At the design stage, before data collection, Step 7 (power analysis)
alone may be sufficient. Simulate plausible data, check that blocked CV would leave
enough effective sample size, and adjust the sampling design before going to the
field.

## Common pitfalls

**Using too few null permutations.** With `n_null = 19`, the minimum achievable
p-value is 0.05, which means you cannot distinguish a marginally significant result
from a highly significant one or report the fine-grained p-values that reviewers
expect. Resolution matters. Use `n_null = 99` for exploratory work and
`n_null = 999` for publication, since for linear models each permutation is cheap
and the cost scales linearly.

**Ignoring the design effect.** A dataset of 500 observations with a design effect
of 10 behaves like 50 independent observations, and reporting standard errors
computed from n = 500 overstates precision by a factor of sqrt(10). Always report
the effective sample size when using blocked CV.

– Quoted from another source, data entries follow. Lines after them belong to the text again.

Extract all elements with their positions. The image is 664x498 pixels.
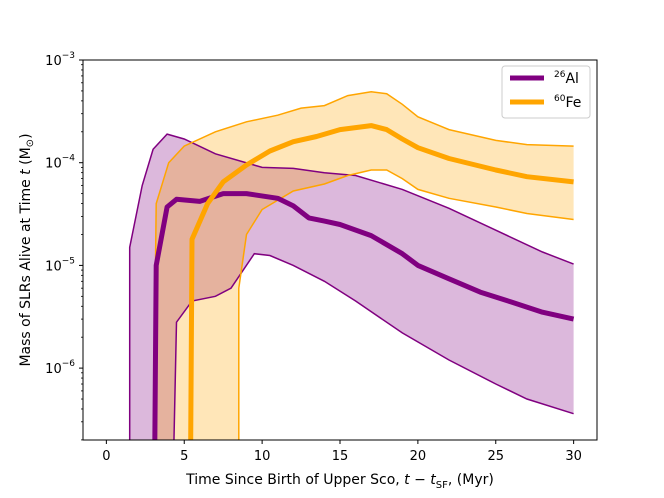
legend: 26Al 60Fe — [501, 65, 591, 119]
x-tick-label: 15 — [332, 449, 349, 464]
band-26al — [129, 134, 574, 440]
band-60fe — [153, 91, 574, 440]
upper-line-60fe — [152, 91, 574, 440]
y-tick-label: 10−3 — [45, 51, 75, 69]
upper-line-26al — [128, 133, 574, 440]
y-axis: 10−6 10−5 10−4 10−3 — [45, 51, 83, 441]
x-axis-label: Time Since Birth of Upper Sco, t − tSF, … — [185, 472, 494, 491]
median-line-60fe — [188, 123, 574, 440]
y-axis-label: Mass of SLRs Alive at Time t (M⊙) — [18, 133, 36, 366]
y-tick-label: 10−6 — [45, 359, 75, 377]
y-tick-label: 10−4 — [45, 154, 75, 172]
x-tick-label: 10 — [254, 449, 271, 464]
legend-label-fe60: 60Fe — [554, 94, 581, 111]
x-tick-label: 30 — [565, 449, 582, 464]
legend-label-al26: 26Al — [554, 70, 579, 87]
median-line-26al — [152, 191, 575, 440]
lower-line-60fe — [238, 169, 574, 440]
x-tick-label: 5 — [180, 449, 188, 464]
lower-line-26al — [173, 252, 574, 440]
series-lines — [128, 91, 575, 440]
y-tick-label: 10−5 — [45, 256, 75, 274]
x-tick-label: 0 — [102, 449, 110, 464]
x-tick-label: 20 — [410, 449, 427, 464]
x-axis: 0 5 10 15 20 25 30 — [102, 440, 582, 464]
uncertainty-bands — [129, 91, 574, 440]
x-tick-label: 25 — [487, 449, 504, 464]
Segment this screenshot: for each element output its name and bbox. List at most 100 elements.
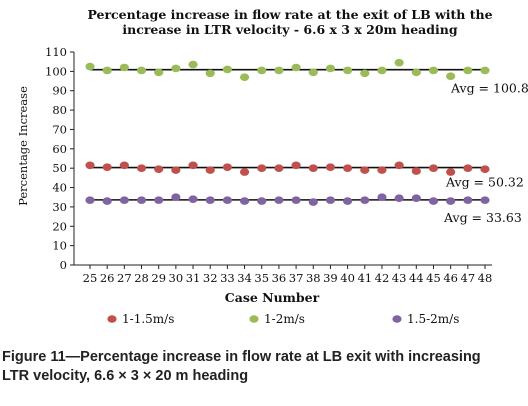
data-point	[222, 163, 232, 172]
x-tick-label: 29	[151, 271, 166, 285]
y-tick-label: 0	[60, 258, 67, 272]
data-point	[154, 165, 164, 173]
data-point	[377, 66, 387, 75]
x-tick-label: 46	[443, 271, 458, 285]
data-point	[205, 196, 215, 204]
data-point	[274, 66, 284, 75]
legend-label: 1-2m/s	[264, 312, 305, 326]
x-tick-label: 25	[83, 271, 98, 285]
y-tick-label: 10	[52, 239, 67, 253]
data-point	[205, 69, 215, 78]
y-tick-label: 40	[52, 181, 67, 195]
data-point	[102, 66, 112, 75]
data-point	[102, 197, 112, 205]
data-point	[463, 196, 473, 204]
legend-marker	[107, 315, 117, 323]
data-point	[308, 198, 318, 206]
x-tick-label: 26	[100, 271, 115, 285]
x-tick-label: 36	[272, 271, 287, 285]
data-point	[239, 73, 250, 81]
legend-label: 1.5-2m/s	[407, 312, 459, 326]
data-point	[463, 164, 473, 172]
data-point	[171, 64, 181, 73]
data-point	[308, 68, 318, 77]
y-tick-label: 90	[52, 84, 67, 98]
data-point	[119, 161, 129, 170]
data-point	[411, 167, 421, 175]
data-point	[222, 196, 232, 204]
x-tick-label: 44	[409, 271, 424, 285]
data-point	[136, 164, 147, 172]
data-point	[136, 66, 147, 75]
data-point	[360, 166, 370, 174]
data-point	[394, 161, 404, 170]
data-point	[480, 66, 490, 75]
data-point	[257, 197, 267, 205]
y-tick-label: 20	[52, 219, 67, 233]
x-tick-label: 41	[357, 271, 372, 285]
data-point	[239, 197, 250, 205]
data-point	[394, 58, 404, 67]
x-tick-label: 30	[169, 271, 184, 285]
data-point	[411, 194, 421, 202]
data-point	[325, 64, 336, 73]
legend-label: 1-1.5m/s	[122, 312, 174, 326]
data-point	[446, 197, 456, 205]
data-point	[428, 164, 439, 172]
data-point	[291, 196, 301, 204]
x-tick-label: 31	[186, 271, 201, 285]
data-point	[463, 66, 473, 75]
x-tick-label: 27	[117, 271, 132, 285]
y-axis-label: Percentage Increase	[16, 86, 30, 206]
data-point	[274, 196, 284, 204]
data-point	[274, 164, 284, 172]
y-tick-label: 30	[52, 200, 67, 214]
data-point	[205, 166, 215, 174]
data-point	[291, 161, 301, 170]
data-point	[325, 163, 336, 172]
average-label: Avg = 50.32	[445, 175, 524, 190]
data-point	[136, 196, 147, 204]
data-point	[394, 194, 404, 202]
data-point	[85, 62, 95, 71]
x-tick-label: 42	[375, 271, 390, 285]
x-tick-label: 38	[306, 271, 321, 285]
x-tick-label: 28	[134, 271, 149, 285]
x-tick-label: 40	[340, 271, 355, 285]
data-point	[446, 168, 456, 176]
data-point	[239, 168, 250, 176]
data-point	[85, 161, 95, 170]
x-tick-label: 37	[289, 271, 304, 285]
data-point	[360, 196, 370, 204]
y-tick-label: 70	[52, 122, 67, 136]
data-point	[222, 65, 232, 74]
data-point	[85, 196, 95, 204]
data-point	[325, 196, 336, 204]
data-point	[480, 196, 490, 204]
data-point	[188, 195, 198, 203]
data-point	[428, 66, 439, 75]
data-point	[377, 193, 387, 202]
chart-title-line-2: increase in LTR velocity - 6.6 x 3 x 20m…	[122, 22, 457, 37]
y-tick-label: 80	[52, 103, 67, 117]
y-tick-label: 110	[45, 45, 67, 59]
chart-title-line-1: Percentage increase in flow rate at the …	[87, 7, 492, 22]
x-tick-label: 35	[254, 271, 269, 285]
data-point	[480, 165, 490, 173]
data-point	[171, 166, 181, 174]
data-point	[119, 63, 129, 72]
y-tick-label: 50	[52, 161, 67, 175]
data-point	[257, 164, 267, 172]
average-label: Avg = 33.63	[443, 210, 522, 225]
figure-caption: Figure 11—Percentage increase in flow ra…	[2, 348, 522, 386]
data-point	[188, 161, 198, 170]
x-tick-label: 33	[220, 271, 235, 285]
data-point	[343, 197, 353, 205]
data-point	[308, 164, 318, 172]
data-point	[377, 166, 387, 174]
data-point	[411, 68, 421, 77]
x-tick-label: 43	[392, 271, 407, 285]
x-tick-label: 48	[478, 271, 493, 285]
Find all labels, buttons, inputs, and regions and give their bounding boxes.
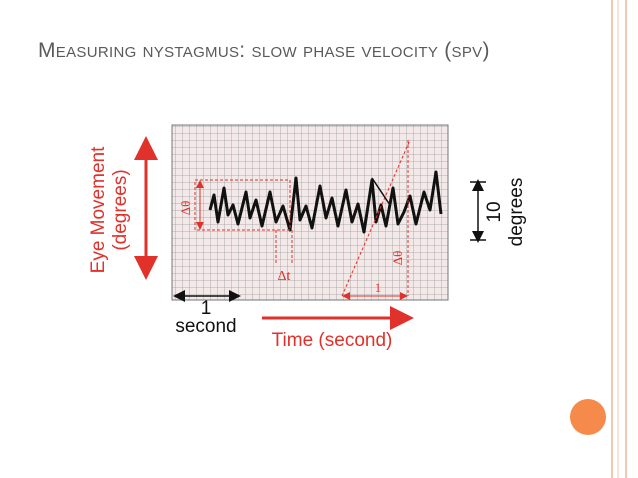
delta-t-label: Δt [278, 269, 291, 284]
delta-theta-label: Δθ [390, 251, 405, 266]
slide-title: Measuring nystagmus: slow phase velocity… [38, 39, 490, 62]
x-axis-label: Time (second) [272, 330, 393, 351]
delta-theta-label: Δθ [178, 201, 193, 216]
one-label: 1 [375, 280, 382, 295]
waveform [208, 170, 443, 234]
delta-box [194, 179, 291, 231]
scale-value: 10 [484, 201, 505, 222]
y-axis-label: (degrees) [110, 169, 131, 250]
time-scale-value: 1 [201, 298, 212, 319]
y-axis-label: Eye Movement [88, 146, 109, 273]
slope-line [341, 139, 411, 297]
orange-dot [570, 399, 606, 435]
slope-tangent [371, 177, 391, 206]
time-scale-unit: second [175, 316, 236, 337]
grid [171, 124, 449, 301]
scale-unit: degrees [506, 178, 527, 247]
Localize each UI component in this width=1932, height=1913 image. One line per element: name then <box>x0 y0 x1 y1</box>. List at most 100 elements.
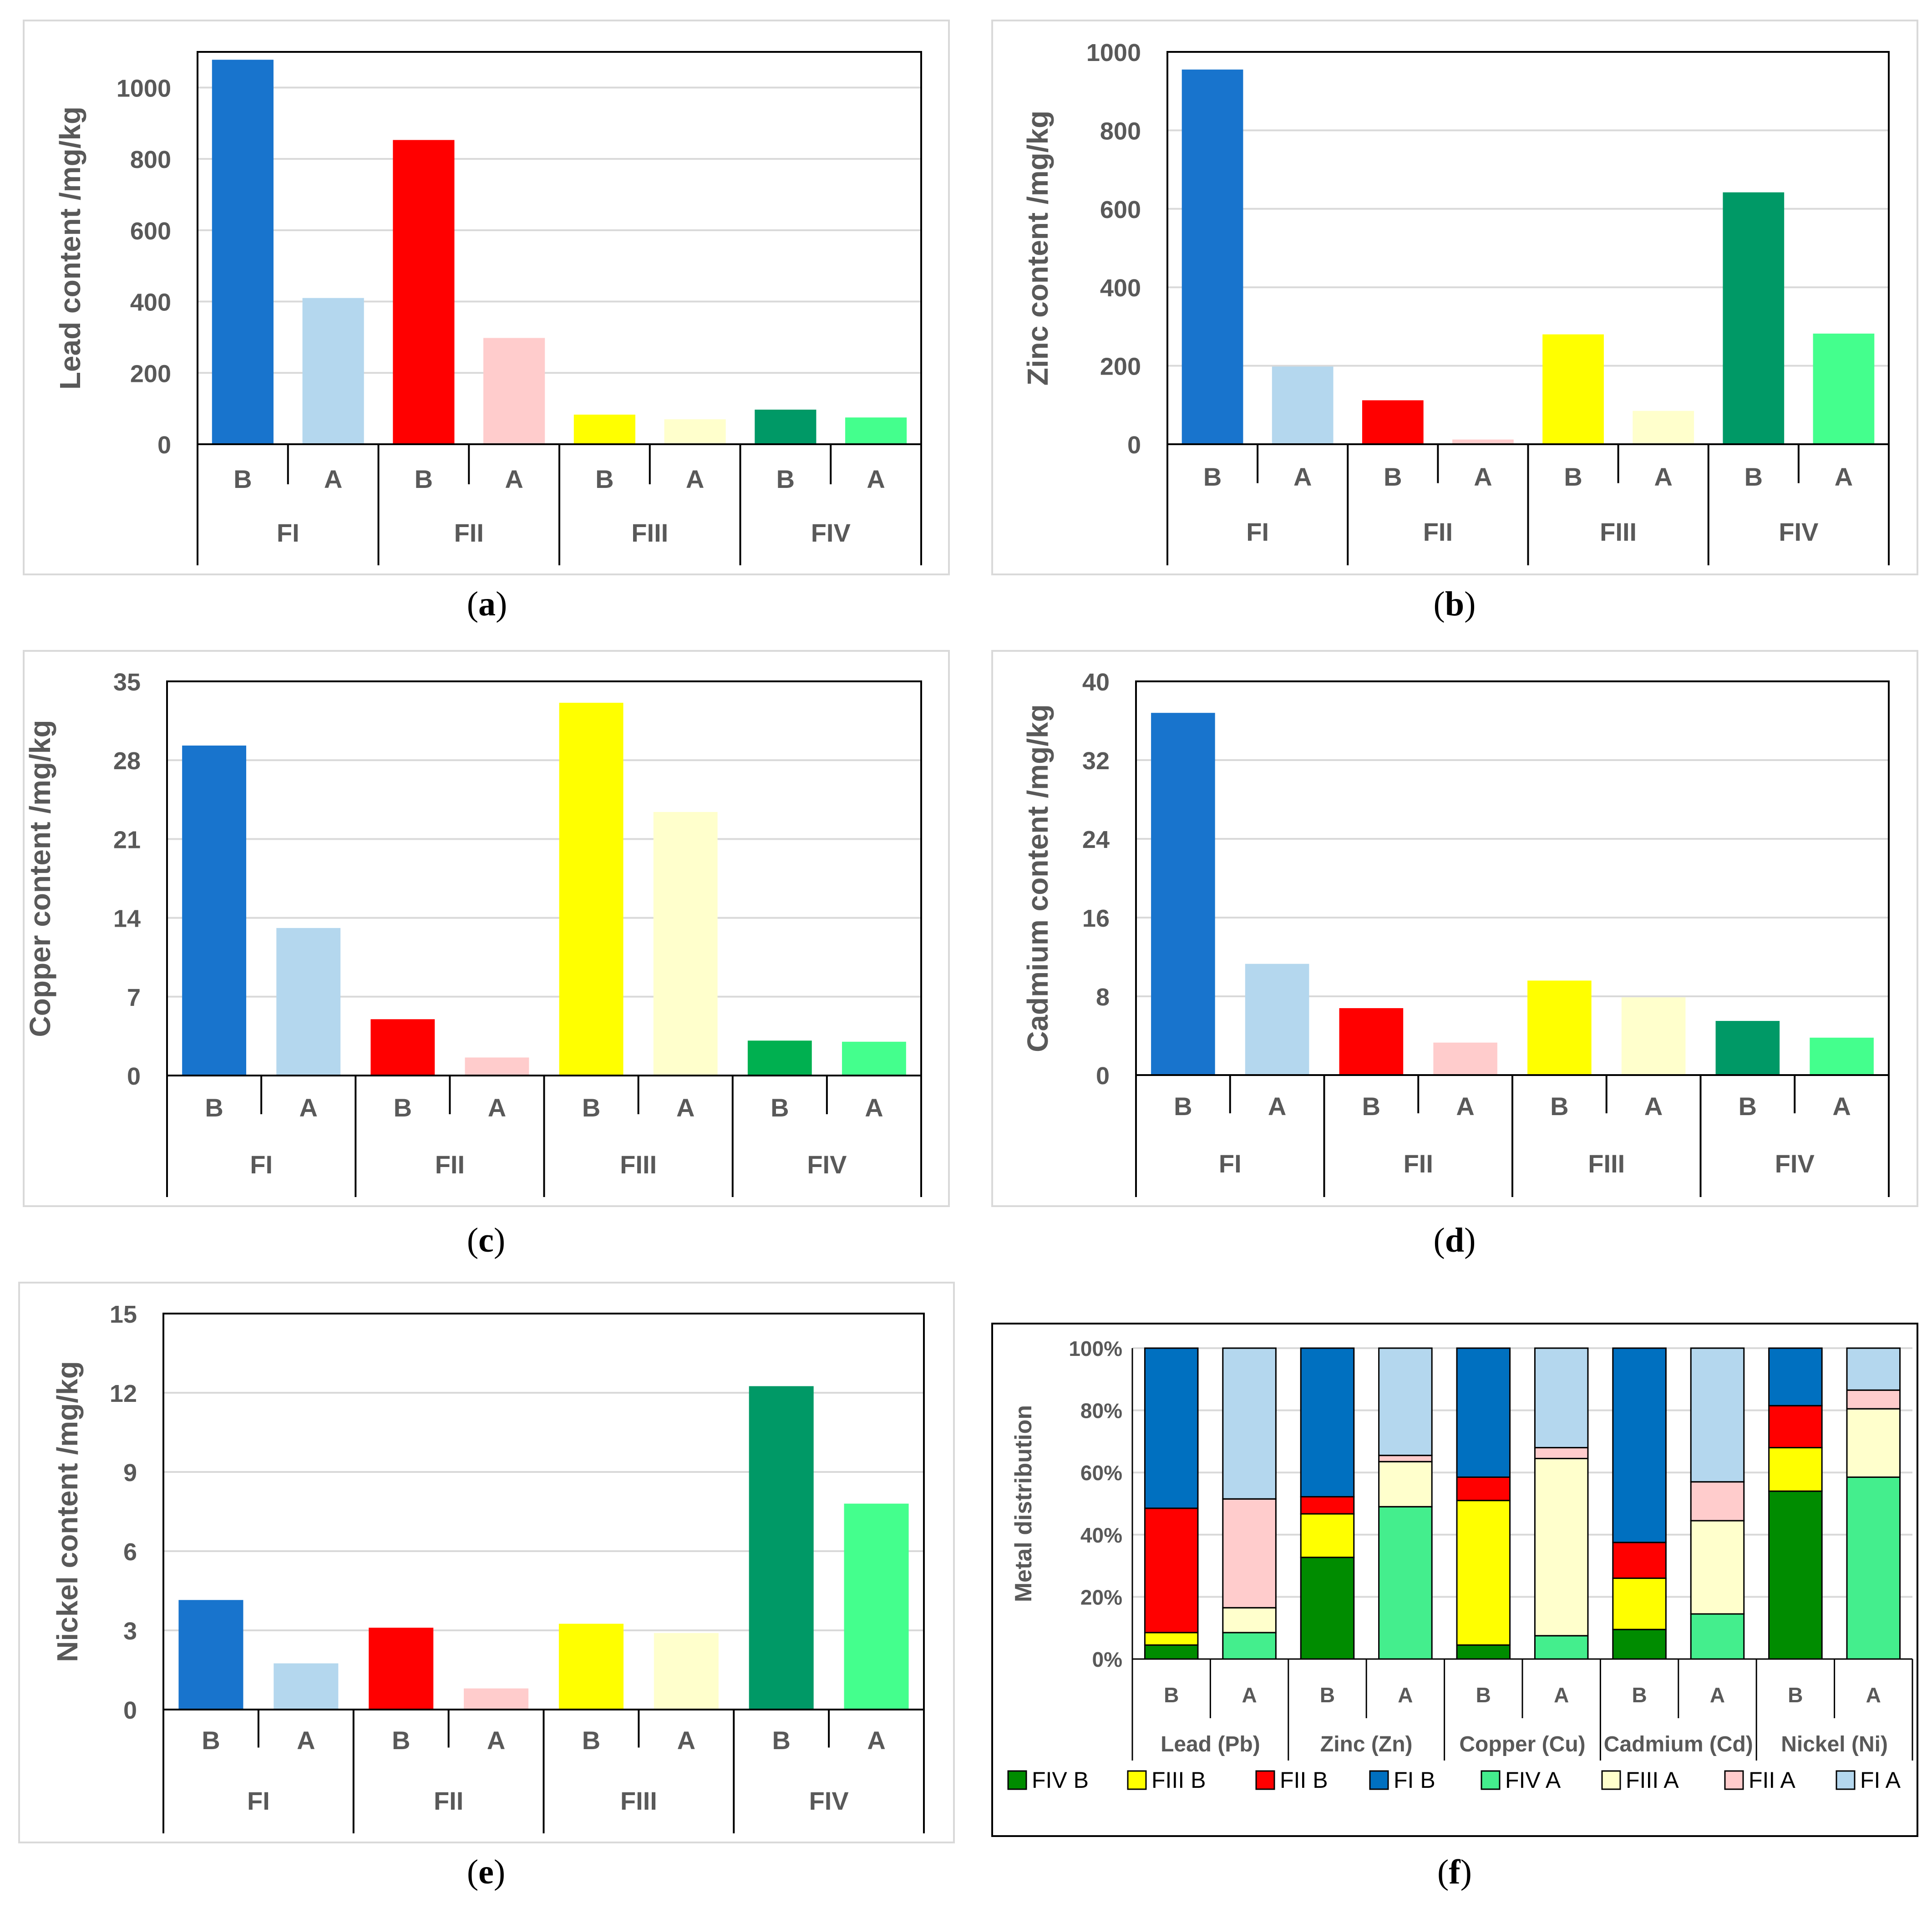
x-sub-label: B <box>233 465 252 493</box>
bar-FIII-B <box>1542 334 1604 444</box>
x-sub-label: A <box>1554 1683 1569 1707</box>
y-axis-title: Zinc content /mg/kg <box>1021 111 1054 386</box>
x-sub-label: A <box>1832 1092 1851 1121</box>
bar-FIII-A <box>653 812 718 1076</box>
x-sub-label: A <box>1644 1092 1663 1121</box>
y-tick-label: 28 <box>113 747 141 775</box>
y-axis-title: Cadmium content /mg/kg <box>1021 704 1054 1052</box>
x-sub-label: A <box>1866 1683 1881 1707</box>
x-group-label: FIII <box>620 1786 657 1815</box>
x-sub-label: B <box>1320 1683 1335 1707</box>
y-tick-label: 8 <box>1096 984 1110 1011</box>
legend-swatch <box>1724 1770 1744 1790</box>
x-sub-label: B <box>1362 1092 1380 1121</box>
x-sub-label: A <box>686 465 704 493</box>
bar-FIII-B <box>573 414 635 444</box>
legend-label: FIII A <box>1626 1767 1679 1793</box>
stack-segment-cadmium-A <box>1690 1613 1745 1660</box>
y-tick-label: 200 <box>130 360 171 387</box>
legend-label: FII A <box>1749 1767 1795 1793</box>
legend-swatch <box>1255 1770 1275 1790</box>
stack-segment-zinc-A <box>1378 1461 1433 1507</box>
x-sub-label: B <box>582 1093 600 1122</box>
y-tick-label: 32 <box>1082 747 1110 775</box>
stack-segment-copper-A <box>1534 1347 1589 1449</box>
stack-segment-lead-B <box>1144 1632 1199 1646</box>
bar-FIII-B <box>559 703 624 1076</box>
legend-swatch <box>1481 1770 1501 1790</box>
x-sub-label: A <box>1242 1683 1257 1707</box>
bar-FIII-B <box>558 1624 624 1710</box>
bar-FIV-A <box>1813 333 1875 444</box>
x-group-label: FII <box>454 518 484 547</box>
stack-segment-copper-B <box>1456 1500 1511 1646</box>
x-sub-label: A <box>1654 462 1672 491</box>
x-sub-label: A <box>297 1726 315 1755</box>
y-axis-title: Nickel content /mg/kg <box>51 1361 84 1662</box>
bar-FI-A <box>1245 964 1309 1075</box>
y-tick-label: 40 <box>1082 669 1110 696</box>
bar-FI-A <box>274 1663 339 1710</box>
x-sub-label: A <box>1293 462 1312 491</box>
x-sub-label: A <box>487 1726 505 1755</box>
stack-segment-cadmium-B <box>1612 1577 1667 1630</box>
legend-swatch <box>1127 1770 1147 1790</box>
legend-label: FIV B <box>1032 1767 1089 1793</box>
stack-segment-copper-B <box>1456 1347 1511 1478</box>
x-sub-label: A <box>505 465 523 493</box>
bar-FIII-A <box>654 1633 719 1710</box>
x-sub-label: B <box>1550 1092 1568 1121</box>
panel-letter: (b) <box>1434 585 1476 623</box>
y-tick-label: 9 <box>123 1459 137 1487</box>
stack-segment-zinc-B <box>1300 1347 1355 1497</box>
x-sub-label: A <box>676 1093 695 1122</box>
stack-segment-copper-A <box>1534 1457 1589 1637</box>
x-sub-label: A <box>677 1726 695 1755</box>
x-sub-label: A <box>488 1093 506 1122</box>
x-group-label: Cadmium (Cd) <box>1604 1732 1753 1756</box>
y-tick-label: 0 <box>1096 1062 1110 1090</box>
bar-FII-B <box>369 1628 434 1710</box>
chart-panel-e: 0 3 6 9 12 15 B A B A B A B A FI FII FIII FIV Nickel conte… <box>18 1282 955 1891</box>
legend-swatch <box>1369 1770 1389 1790</box>
bar-FIII-A <box>1621 997 1686 1075</box>
stack-segment-nickel-A <box>1846 1347 1901 1391</box>
x-group-label: FII <box>434 1786 463 1815</box>
stack-segment-cadmium-B <box>1612 1542 1667 1579</box>
x-sub-label: B <box>202 1726 220 1755</box>
x-sub-label: A <box>1398 1683 1413 1707</box>
x-sub-label: B <box>595 465 614 493</box>
stack-segment-copper-A <box>1534 1635 1589 1660</box>
y-tick-label: 6 <box>123 1538 137 1566</box>
panel-letter: (e) <box>467 1853 505 1891</box>
panel-letter-text: a <box>478 585 496 623</box>
stack-segment-copper-B <box>1456 1476 1511 1502</box>
y-tick-label: 0 <box>123 1697 137 1724</box>
x-sub-label: B <box>772 1726 790 1755</box>
chart-panel-d: 0 8 16 24 32 40 B A B A B A B A FI FII FIII FIV Cadmium co… <box>991 650 1918 1259</box>
x-group-label: FI <box>250 1150 273 1179</box>
x-sub-label: A <box>1268 1092 1286 1121</box>
bar-FIV-B <box>755 409 816 444</box>
bar-FII-B <box>1339 1008 1404 1075</box>
stack-segment-cadmium-A <box>1690 1520 1745 1615</box>
x-sub-label: B <box>1164 1683 1179 1707</box>
y-tick-label: 3 <box>123 1618 137 1645</box>
stack-segment-cadmium-A <box>1690 1347 1745 1483</box>
bar-FI-B <box>182 746 246 1076</box>
chart-frame <box>23 20 950 575</box>
x-group-label: FIII <box>1588 1149 1625 1178</box>
x-group-label: FIV <box>807 1150 847 1179</box>
stack-segment-zinc-B <box>1300 1496 1355 1515</box>
legend-swatch <box>1601 1770 1621 1790</box>
bar-FIII-A <box>1633 411 1694 444</box>
y-tick-label: 800 <box>130 146 171 173</box>
y-tick-label: 200 <box>1100 353 1141 381</box>
x-group-label: FI <box>277 518 299 547</box>
stack-segment-zinc-A <box>1378 1455 1433 1462</box>
x-sub-label: B <box>1564 462 1582 491</box>
y-tick-label: 14 <box>113 905 141 933</box>
y-tick-label: 12 <box>110 1380 137 1407</box>
x-sub-label: B <box>776 465 795 493</box>
bar-FII-A <box>1452 439 1514 444</box>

**Treating calibration as optional.** Calibration errors compound through
downstream decisions. If a species distribution model reports 90% habitat
suitability at a location and the true value is 60%, conservation resources get
allocated to the wrong areas. The question is not whether the model predicts well
on average, but whether you can trust what the model says about its own confidence
at any given point.

**Over-blocking.** Aggressive blocking (many large blocks) reduces the effective
sample size and can make the model appear worse than it truly is. Block at the
scale of the dependency, not larger. BORG's `borg_diagnose()` estimates the
autocorrelation range and recommends a block size, but verify that recommendation
against domain knowledge about the spatial process driving the autocorrelation.

**Comparing models on different folds.** Always use `borg_compare_models()` with a
shared fold set rather than generating new folds for each model. Different fold
assignments introduce fold-level variance that confounds the comparison, making it
impossible to tell whether performance differences come from the models or from the
fold assignments.

**Reporting random CV alongside blocked CV.** This sounds transparent but is
misleading. Reporting both "R-squared = 0.65 (random CV)" and
"R-squared = 0.45 (blocked CV)", readers fixate on the higher number.
`borg_compare_cv()` is for your private understanding of the inflation magnitude;
the only metric you should report publicly is the one from the valid (blocked)
evaluation scheme.

## Integration with external frameworks

BORG's blocked CV folds can be exported to `rsample`, `caret`, or `mlr3` format
via the `output` argument of `borg_cv()`. This means you can use BORG for
diagnosis and fold generation while running the actual model fitting in your
preferred framework. The diagnostics in this vignette work with any model that has
`predict()` and `residuals()` methods, which covers `lm`, `glm`, `ranger`,
`xgboost`, and most packages in the R modelling ecosystem.